Dear All,
to expand on what Arlo has said, in the DHARMA project we’re planning to encode these as <g type=”filler”/> (no content). I still rather like the idea of using <space/> with @rend=”filled” or suchlike to capture the idea that these signs are not part of the text per se, but then again, <g> is a more explicit indication that there are in fact glyphs present in the original; it also lends itself easily to classification with @subtype, should someone desire to create a typology of these marks.
The § sign in our Transliteration Guide is essentially shorthand that will be auto-converted to this tag. We have only just started considering display details, but if the broken bar is on the way to becoming a convention, then we can use that to display these <g> elements.
All the best,
Dan
Feladó: Arlo Griffiths
Elküldve: 2019. november 13., szerda 1:50
Címzett: INDIC-TEXTS
Tárgy: Re: [Indic-texts] Devanagari hyphen
Dear Dominik and other colleagues,
Thanks for bringing up this fun detail of Indic writing. I will happily adopt Steinkellner’s ‘broken pipe’ if that is what everyone votes for.
However, I have for a number of years been using § to represent this sign, which is not limited to Devanagari, and not only used at line-end, but also found around binding-holes, and sometimes in other positions and functions. My former student Andrea Acri has published this convention in his Dharma Pātañjala book (2011). See p. 85:
‘I have reproduced the line-filler sign [image] as §. This sign is used to fill any extra space before the gap reserved around the binding hole or before the right margin of a leaf.’
Examples can be found passim in Andrea’s diplomatic edition of a ca. 15th-c. Javanese manuscript. The sign is also found passim in copper-plate inscriptions from Java. In the attached example, we the sign both in its normal function, as line-filler, at the and of line 4, but also at the opening among the symbols that enclose namostu sarvvabuddhāya. In these Javanese contexts, and in the (non-Devanagari) Indian manuscripts where I have seen the sign (notably in manuscripts from Eastern Indian and Nepal in the 10th/11th-centuries), it is clearly different visually from daṇḍa. As it is also functionally different from daṇḍa, I see some advantage in my convention as against the interrupted bar, besides that the § is also easier to type for most people. (Naturally I am happiest with the only convention that I am used to...) We have so far retained § in the Transliteration Guide for the DHARMA project (https://halshs.archives-ouvertes.fr/halshs-02272407/document).

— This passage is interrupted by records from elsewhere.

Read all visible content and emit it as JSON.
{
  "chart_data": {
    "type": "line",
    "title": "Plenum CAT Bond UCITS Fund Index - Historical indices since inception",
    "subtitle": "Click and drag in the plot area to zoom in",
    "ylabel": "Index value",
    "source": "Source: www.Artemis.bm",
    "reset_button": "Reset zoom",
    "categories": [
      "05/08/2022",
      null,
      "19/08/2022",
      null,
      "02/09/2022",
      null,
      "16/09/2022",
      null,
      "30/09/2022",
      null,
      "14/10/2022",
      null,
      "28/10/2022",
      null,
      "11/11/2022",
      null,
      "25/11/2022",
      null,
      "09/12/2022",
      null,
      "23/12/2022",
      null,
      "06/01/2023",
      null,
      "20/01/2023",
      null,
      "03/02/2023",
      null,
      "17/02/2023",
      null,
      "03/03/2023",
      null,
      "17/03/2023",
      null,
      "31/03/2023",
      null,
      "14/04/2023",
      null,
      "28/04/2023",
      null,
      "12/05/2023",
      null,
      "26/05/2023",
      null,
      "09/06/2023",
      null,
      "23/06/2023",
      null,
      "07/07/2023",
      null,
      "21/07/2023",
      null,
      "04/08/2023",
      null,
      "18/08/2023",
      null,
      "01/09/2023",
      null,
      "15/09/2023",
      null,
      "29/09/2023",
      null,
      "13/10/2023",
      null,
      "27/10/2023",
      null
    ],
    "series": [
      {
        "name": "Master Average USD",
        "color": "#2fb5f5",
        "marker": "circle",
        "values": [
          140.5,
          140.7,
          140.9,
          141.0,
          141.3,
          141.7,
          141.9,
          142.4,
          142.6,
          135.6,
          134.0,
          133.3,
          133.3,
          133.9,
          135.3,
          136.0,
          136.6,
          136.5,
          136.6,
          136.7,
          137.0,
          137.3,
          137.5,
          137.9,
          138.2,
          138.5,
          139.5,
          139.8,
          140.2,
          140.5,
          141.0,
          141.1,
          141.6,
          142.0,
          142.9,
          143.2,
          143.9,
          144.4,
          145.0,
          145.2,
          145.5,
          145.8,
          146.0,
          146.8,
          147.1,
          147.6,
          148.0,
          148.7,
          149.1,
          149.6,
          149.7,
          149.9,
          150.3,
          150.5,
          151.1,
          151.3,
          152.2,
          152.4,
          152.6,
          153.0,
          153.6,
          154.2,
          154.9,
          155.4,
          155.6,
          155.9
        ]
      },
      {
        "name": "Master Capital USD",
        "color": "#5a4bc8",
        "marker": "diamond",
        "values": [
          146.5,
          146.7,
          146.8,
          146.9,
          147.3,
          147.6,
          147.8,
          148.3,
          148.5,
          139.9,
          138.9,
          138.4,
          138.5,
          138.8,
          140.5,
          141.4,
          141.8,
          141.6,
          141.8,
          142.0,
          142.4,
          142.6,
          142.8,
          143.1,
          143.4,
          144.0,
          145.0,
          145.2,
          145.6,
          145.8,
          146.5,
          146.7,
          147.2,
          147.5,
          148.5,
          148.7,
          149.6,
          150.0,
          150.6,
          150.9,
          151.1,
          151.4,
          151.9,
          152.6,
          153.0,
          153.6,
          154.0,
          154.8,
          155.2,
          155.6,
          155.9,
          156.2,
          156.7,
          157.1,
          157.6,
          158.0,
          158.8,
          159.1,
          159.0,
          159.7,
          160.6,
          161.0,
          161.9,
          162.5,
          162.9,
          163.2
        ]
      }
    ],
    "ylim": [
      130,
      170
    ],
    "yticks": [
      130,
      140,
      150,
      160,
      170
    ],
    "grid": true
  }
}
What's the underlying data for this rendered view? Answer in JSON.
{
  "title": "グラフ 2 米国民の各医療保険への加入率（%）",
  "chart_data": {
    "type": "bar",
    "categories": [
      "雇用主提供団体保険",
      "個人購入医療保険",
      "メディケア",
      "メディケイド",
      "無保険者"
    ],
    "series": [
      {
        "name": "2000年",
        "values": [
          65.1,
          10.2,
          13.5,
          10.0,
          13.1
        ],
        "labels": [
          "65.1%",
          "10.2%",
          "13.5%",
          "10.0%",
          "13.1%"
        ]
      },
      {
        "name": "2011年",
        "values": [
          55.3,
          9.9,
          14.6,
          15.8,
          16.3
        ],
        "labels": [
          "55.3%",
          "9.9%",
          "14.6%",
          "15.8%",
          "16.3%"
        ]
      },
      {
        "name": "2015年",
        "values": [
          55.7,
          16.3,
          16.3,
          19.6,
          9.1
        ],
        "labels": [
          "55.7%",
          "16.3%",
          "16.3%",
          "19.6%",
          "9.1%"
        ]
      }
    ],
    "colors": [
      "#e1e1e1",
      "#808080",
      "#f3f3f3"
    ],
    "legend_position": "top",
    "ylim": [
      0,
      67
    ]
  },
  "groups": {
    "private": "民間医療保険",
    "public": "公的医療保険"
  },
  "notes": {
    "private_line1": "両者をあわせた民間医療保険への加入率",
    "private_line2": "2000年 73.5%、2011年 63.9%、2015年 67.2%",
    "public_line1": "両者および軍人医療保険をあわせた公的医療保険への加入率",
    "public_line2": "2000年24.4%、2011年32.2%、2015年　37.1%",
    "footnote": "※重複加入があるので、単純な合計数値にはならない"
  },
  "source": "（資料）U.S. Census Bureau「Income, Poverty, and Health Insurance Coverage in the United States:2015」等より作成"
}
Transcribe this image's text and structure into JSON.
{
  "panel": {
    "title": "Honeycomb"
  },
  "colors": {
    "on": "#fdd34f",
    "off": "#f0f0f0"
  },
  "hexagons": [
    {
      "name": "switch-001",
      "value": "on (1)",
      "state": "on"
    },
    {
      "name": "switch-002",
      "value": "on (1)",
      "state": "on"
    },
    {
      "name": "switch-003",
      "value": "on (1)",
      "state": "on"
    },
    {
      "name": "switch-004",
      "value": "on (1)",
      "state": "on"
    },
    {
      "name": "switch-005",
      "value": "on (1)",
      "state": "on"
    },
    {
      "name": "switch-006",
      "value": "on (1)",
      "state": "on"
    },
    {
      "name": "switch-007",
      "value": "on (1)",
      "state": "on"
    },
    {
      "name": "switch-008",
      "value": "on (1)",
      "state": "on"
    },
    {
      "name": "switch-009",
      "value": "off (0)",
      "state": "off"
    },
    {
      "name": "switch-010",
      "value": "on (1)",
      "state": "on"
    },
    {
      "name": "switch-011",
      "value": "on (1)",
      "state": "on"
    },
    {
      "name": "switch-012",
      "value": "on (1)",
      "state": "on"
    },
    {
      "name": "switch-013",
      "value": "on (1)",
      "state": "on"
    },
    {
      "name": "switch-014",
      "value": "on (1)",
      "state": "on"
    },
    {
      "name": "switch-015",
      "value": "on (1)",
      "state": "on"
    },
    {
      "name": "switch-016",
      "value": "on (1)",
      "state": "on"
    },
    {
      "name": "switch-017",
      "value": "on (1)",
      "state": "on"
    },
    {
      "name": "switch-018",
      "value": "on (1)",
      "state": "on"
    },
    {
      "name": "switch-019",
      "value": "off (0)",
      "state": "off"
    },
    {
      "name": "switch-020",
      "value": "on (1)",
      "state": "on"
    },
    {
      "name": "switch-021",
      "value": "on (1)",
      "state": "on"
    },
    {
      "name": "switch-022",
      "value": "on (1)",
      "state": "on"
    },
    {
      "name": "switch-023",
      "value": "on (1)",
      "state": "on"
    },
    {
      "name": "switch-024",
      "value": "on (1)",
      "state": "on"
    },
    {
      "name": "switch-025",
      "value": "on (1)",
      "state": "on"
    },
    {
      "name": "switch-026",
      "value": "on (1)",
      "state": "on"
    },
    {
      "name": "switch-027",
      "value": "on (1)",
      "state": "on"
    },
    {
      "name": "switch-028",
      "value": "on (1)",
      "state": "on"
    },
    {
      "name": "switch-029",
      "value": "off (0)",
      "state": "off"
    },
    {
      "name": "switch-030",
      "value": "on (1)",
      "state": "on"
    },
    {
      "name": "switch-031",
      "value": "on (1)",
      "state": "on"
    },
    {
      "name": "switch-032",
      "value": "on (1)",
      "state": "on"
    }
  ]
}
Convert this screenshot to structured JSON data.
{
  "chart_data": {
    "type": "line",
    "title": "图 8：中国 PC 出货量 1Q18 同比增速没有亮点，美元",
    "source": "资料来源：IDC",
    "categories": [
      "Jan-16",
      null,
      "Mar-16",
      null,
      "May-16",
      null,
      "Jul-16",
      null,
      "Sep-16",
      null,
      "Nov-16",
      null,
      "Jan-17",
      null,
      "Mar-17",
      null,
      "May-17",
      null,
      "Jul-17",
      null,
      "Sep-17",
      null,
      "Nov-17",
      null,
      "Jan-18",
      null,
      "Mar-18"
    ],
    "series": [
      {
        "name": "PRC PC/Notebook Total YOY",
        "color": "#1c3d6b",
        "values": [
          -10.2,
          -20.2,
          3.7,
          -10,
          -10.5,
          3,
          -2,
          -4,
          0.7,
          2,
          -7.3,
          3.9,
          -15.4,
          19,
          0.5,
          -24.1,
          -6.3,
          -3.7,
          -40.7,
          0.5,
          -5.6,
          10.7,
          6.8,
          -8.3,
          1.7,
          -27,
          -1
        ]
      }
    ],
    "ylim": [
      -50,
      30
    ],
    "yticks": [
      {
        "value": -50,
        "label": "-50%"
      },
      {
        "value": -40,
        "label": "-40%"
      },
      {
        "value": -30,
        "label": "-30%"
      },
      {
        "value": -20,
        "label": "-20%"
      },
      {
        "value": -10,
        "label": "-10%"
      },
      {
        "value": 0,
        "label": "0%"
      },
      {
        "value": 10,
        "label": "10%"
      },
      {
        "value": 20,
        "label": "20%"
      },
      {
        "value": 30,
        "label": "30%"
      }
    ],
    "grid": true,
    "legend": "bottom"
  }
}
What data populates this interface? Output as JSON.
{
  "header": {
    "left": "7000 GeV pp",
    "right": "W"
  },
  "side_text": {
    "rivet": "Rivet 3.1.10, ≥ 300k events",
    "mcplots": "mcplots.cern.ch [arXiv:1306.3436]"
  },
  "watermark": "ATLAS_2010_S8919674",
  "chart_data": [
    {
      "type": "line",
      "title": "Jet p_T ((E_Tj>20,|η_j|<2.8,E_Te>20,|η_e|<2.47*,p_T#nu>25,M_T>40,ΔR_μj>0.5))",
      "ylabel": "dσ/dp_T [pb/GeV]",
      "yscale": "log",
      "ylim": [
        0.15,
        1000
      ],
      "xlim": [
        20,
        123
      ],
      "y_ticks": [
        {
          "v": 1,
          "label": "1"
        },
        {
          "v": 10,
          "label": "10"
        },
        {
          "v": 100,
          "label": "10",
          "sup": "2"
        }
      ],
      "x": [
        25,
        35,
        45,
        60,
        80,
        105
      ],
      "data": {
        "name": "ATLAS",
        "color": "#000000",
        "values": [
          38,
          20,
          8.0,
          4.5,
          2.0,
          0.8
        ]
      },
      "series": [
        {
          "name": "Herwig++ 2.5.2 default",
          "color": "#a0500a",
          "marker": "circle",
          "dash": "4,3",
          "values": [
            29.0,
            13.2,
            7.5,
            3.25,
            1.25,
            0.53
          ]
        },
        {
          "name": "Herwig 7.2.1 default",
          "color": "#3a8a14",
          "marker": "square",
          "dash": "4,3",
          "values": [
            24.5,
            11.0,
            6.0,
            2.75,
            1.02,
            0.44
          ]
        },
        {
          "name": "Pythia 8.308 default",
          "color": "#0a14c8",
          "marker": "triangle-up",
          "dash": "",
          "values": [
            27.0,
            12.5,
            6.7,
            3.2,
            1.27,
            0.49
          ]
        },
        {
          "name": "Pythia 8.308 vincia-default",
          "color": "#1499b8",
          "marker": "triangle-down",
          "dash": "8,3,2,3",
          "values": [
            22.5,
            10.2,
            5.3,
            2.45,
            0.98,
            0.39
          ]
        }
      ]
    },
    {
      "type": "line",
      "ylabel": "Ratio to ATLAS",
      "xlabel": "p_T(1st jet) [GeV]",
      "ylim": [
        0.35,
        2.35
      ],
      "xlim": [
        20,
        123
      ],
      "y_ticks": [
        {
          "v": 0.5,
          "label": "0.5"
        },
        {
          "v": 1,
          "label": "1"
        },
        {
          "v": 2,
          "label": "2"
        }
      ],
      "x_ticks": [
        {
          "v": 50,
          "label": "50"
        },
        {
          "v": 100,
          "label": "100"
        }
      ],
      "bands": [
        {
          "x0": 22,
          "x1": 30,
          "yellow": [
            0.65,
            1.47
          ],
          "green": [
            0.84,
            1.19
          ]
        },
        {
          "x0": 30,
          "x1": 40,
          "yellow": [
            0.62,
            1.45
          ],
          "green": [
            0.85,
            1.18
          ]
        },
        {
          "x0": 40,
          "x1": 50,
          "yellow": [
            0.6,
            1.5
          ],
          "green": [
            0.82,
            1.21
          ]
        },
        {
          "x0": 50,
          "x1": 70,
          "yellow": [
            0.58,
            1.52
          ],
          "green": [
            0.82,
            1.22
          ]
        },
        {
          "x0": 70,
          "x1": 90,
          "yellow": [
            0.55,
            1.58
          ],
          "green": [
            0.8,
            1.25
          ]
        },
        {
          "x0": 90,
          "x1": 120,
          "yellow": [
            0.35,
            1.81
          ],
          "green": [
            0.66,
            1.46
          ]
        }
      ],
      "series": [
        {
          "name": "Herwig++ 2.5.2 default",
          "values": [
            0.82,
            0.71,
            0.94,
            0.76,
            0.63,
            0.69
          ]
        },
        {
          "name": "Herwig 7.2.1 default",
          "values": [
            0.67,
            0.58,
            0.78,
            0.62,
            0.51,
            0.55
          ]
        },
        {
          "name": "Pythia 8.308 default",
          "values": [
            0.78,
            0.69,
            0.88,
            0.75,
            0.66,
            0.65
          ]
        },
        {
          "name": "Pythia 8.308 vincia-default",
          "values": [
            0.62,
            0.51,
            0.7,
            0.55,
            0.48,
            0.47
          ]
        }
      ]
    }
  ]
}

In our discussions, Daniel Balogh has made an argument for encoding the sign as a @type of <space>, but I have so far resisted and preferred marking it up as a @type of <g>.
Note to Daniel (and to others for amusement): at the end of line 3 in the attached photo, I now find the same words that we have decided to represent as Umiṅsor= I (repha on top of initial i) in a stone inscription that was brought to our attention.
Question to Dominik: could you explain the meaning of the underlined bits, obscure to me: « I'm using Charles's Saktumiva, and the convention there (as Charles pointed out to me; I should RTFM) … »?
Best wishes to all, from Dhaka (where the Bangladesh National Museum has recently published two hefty volumes of catalogues of its Sanskrit and Bengali manuscripts — alas too heavy for me to carry back home),
Arlo
Le 13 nov. 2019 à 03:17, Dominik Wujastyk <wujastyk@gmail.com> a écrit :
Thanks everyone. I'm using Charles's Saktumiva, and the convention there (as Charles pointed out to me; I should RTFM) is to use the broken pipe character, "¦". So that's what I'm doing now.
For my purposes, I do need to distinguish this char from a daṇḍa, because it's functionally different, and because I want it to show up in my apparatus in places where I don't want the daṇḍa to show up. It's even written slightly differently in some MSS, with a little bottom-serif/flourish.
Like Patrick, I don't see a word-separation function in my MSS usage. It's really a line-filler or Randausgleich "margin-equalizer". So is a hyphen, though. So is there any good reason not to think of these as hyphens? NB hyphenation practices differ greatly between languages and even between UK and USA English, so the fact that these line-fillers are not being used as etymologically-determined word- or syllable-separators isn't a reason not to call them hyphens.